Friday, January 29, 2010

Today was a Joyce day, illuminated by a very good blog entry by Adam Benson about the term epicletie, which Joyce valued over "epiphany" in regards to Dubliners. Why? Because epicletie refers to the invocation to the Holy Ghost to sanctify the wafer and the wine for the ceremony of Eucharist. It also carries connotations of a court summons. Joyce aims to have the "oh" and "ah" moments in the Dubliners stories to have this quality of sanctification and of summons to right action.

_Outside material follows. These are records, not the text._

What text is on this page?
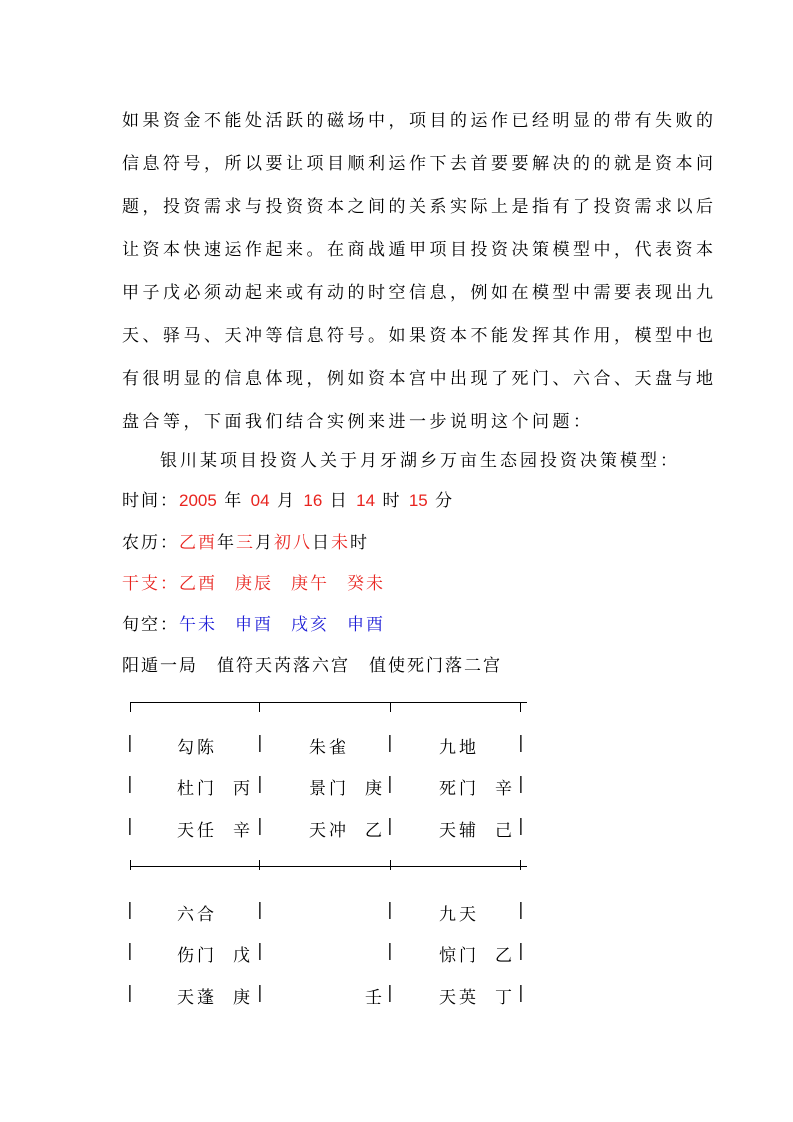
如果资金不能处活跃的磁场中，项目的运作已经明显的带有失败的
信息符号，所以要让项目顺利运作下去首要要解决的的就是资本问
题，投资需求与投资资本之间的关系实际上是指有了投资需求以后
让资本快速运作起来。在商战遁甲项目投资决策模型中，代表资本
甲子戊必须动起来或有动的时空信息，例如在模型中需要表现出九
天、驿马、天冲等信息符号。如果资本不能发挥其作用，模型中也
有很明显的信息体现，例如资本宫中出现了死门、六合、天盘与地
盘合等，下面我们结合实例来进一步说明这个问题：
银川某项目投资人关于月牙湖乡万亩生态园投资决策模型：
时间：2005 年 04 月 16 日 14 时 15 分
农历：乙酉年三月初八日未时
干支：乙酉 庚辰 庚午 癸未
旬空：午未 申酉 戌亥 申酉
阳遁一局　值符天芮落六宫　值使死门落二宫
|	勾陈 |	朱雀 |	九地 |
|	杜门 丙 |	景门 庚 |	死门 辛 |
|	天任 辛 |	天冲 乙 |	天辅 己 |
|	六合 |	|	九天 |
|	伤门 戊 |	|	惊门 乙 |
|	天蓬 庚 |	壬 |	天英 丁 |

This is really what Joyce strove to do; to have secular epiphanies for the modern world in which we live. Since we are no longer in the age where epiphanies were had everyday in the act of observing plants grow and the hunting of animals for food and these things were linked with divine significance. Hence why the Elysianian mysteries had something told, something seen and something shown, and how the something shown being a stalk of wheat(as far as guesstimation can have it)would've been a powerful epiphanic experience. Now in our secular context the important thing is ultimately telling, not showing. And this is why the stories in Dubliners seem insignificang: we aren't being told of their significance, we are being shown them.

However much Joyce appears to be Realistic or Naturalistic here, he is in fact a Symbolist, since every single word has meaning and operates in a very specific way. Such as the importance of the word "blind" at the beginning of Araby and how at the end, his eyes are burned and scorched with anguish. Ala Oedipus Rex.

A philosopher named Giambatisto Vico was very important to Joyce's aesthetics as well. Vico, who constructed an entire mythology around the importance of the clap of thunder, which he felt marked the turning point for human development. Perhaps not coincedentally, there are ten thunderclaps in Finnegans Wake, all onomatoepaically spelled out with one hundred letters.